Few newlyweds fight, or even have mild quarrels, about anything related to Memorial Day, the Fourth of July, or Presidents' Day. What's there to bicker about? You either go away or go shopping, or not. But end-of-the-year holidays? Those are a different story entirely. Spending Thanksgiving and Christmas (if you celebrate) as a newly married twosome is special. That's why it seems like everybody wants a piece of you, expecting you to visit them on one or both occasions. If you don't have a plan, prepare for battle—with each other. Here are common holiday fights newlyweds have, and suggestions on handling them.
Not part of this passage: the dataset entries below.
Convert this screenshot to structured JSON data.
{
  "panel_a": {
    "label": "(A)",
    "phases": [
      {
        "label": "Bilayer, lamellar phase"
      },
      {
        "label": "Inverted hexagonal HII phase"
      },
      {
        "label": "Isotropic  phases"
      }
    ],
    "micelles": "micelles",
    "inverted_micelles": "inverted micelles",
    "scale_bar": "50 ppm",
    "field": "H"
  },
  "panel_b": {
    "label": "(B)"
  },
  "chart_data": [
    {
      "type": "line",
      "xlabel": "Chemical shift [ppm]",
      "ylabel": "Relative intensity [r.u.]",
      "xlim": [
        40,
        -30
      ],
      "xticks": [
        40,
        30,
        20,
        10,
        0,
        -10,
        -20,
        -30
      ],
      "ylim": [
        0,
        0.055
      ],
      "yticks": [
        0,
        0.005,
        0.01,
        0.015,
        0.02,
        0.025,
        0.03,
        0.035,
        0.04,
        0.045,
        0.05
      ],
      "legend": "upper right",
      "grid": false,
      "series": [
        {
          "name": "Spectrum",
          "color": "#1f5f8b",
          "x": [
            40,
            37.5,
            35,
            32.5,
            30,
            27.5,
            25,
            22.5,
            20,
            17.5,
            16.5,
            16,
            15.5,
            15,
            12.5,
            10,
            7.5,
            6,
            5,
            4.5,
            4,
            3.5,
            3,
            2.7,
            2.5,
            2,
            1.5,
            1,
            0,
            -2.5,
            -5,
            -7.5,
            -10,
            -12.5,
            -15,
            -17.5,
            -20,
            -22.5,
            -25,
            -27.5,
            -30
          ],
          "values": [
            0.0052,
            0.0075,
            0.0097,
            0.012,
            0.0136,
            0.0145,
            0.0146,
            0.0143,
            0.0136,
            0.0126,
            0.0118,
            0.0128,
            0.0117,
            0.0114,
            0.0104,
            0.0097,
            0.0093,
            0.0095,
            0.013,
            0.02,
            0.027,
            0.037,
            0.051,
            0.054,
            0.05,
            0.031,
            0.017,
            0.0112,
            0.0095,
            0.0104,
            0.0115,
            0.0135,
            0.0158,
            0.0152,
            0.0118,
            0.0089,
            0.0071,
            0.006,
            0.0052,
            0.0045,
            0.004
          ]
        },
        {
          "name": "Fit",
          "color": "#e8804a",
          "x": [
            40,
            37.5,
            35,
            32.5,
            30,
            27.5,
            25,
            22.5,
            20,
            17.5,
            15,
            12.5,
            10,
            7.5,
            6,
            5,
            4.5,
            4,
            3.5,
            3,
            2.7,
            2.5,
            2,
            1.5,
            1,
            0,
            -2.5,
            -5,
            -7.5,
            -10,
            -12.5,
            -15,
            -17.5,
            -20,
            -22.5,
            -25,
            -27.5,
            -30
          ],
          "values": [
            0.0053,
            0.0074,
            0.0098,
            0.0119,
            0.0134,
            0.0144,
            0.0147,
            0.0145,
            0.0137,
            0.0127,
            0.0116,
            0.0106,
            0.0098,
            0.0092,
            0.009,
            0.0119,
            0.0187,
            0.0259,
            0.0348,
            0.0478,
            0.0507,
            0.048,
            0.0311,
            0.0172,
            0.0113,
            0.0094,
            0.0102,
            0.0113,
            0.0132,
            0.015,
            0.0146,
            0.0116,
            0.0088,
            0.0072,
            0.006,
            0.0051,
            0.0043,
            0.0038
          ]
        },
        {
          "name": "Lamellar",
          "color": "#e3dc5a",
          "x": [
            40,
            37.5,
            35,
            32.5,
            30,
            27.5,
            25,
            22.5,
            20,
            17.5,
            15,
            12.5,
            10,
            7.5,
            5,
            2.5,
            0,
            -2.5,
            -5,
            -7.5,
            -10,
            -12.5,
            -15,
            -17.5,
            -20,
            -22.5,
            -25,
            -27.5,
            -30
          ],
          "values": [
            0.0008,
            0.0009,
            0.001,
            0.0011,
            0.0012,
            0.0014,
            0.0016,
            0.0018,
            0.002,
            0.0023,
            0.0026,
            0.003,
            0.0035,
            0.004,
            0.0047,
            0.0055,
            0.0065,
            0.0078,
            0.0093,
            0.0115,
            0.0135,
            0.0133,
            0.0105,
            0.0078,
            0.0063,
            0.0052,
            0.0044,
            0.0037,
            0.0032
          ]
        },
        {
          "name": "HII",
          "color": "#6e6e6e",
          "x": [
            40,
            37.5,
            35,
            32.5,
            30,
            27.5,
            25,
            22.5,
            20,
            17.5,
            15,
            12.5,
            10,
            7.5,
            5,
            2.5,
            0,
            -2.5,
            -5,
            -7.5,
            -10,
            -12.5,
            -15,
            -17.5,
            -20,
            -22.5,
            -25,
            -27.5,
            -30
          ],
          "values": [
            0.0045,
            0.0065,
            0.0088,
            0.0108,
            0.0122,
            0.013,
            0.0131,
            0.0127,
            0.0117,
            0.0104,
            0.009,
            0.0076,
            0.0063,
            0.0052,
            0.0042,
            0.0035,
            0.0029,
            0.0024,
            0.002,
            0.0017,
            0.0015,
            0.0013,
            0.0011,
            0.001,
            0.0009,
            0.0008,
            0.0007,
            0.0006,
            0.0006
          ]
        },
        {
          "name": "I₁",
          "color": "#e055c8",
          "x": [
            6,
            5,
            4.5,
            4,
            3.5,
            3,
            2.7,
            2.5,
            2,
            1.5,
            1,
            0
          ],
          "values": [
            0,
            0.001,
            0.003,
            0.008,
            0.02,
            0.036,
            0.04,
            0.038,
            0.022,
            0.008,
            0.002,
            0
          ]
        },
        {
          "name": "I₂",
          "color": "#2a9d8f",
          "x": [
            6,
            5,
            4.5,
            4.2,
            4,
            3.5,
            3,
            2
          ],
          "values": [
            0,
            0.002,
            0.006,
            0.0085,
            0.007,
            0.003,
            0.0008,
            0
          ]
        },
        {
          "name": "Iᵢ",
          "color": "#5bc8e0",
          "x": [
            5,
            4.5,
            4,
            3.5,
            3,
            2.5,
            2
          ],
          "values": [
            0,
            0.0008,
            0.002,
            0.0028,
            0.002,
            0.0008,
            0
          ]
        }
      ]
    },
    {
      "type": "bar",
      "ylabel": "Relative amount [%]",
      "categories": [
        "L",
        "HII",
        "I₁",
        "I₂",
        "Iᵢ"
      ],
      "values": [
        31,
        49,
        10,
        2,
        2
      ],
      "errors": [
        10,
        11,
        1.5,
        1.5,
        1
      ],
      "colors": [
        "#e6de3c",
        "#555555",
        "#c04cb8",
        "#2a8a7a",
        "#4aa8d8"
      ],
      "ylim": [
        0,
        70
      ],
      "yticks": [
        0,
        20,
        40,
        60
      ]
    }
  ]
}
Where to spend the holidays.
This is the biggie, but it's also very common. He wants to be with his family, and you want to be with yours. Maybe you don't want to miss the annual family karaoke session on Christmas Eve, and he doesn't want to miss his family's traditional Christmas brunch prepared entirely by his dad. Keep this word foremost in your mind: Compromise. Go to your folks' place for the singalong Christmas Eve and his clan's brunch the next day. Neither of you get to spend the entire holiday with one family. What if your families live too far apart? Then take turns: One year you go to your family's for Thanksgiving and to his for Christmas, and then switch the next year.
How much to spend on gifts.
One of you may like to be extravagant when it comes to presents, while the other wants to be much more frugal. To avoid any hard feelings—or one spouse getting diamond earrings and the other one unwrapping socks—have a chat in November about how much to spend. Give a range, like $75 to $100, or whatever works for your budget and you agree on.
Who has to buy the family gifts.
Old stereotypes often get new life when there's been a marriage. Just because you're a wife now, all the gift-buying doesn't have to automatically fall on you. Divide the lists evenly or, better yet, shop together.
What to do on New Year's Eve.
Maybe you prefer a quiet night at home with a few other married couples while he prefers to be in the middle of the action at a loud party. What did you do while you were dating? If one of you wants to do something different than what you were used to, don't expect the other spouse to automatically—and happily—switch gears. Again, an every-other-year compromise may be the best solution. Or throw a party on your home turf—you get to stay home, he gets to celebrate with lots of friends.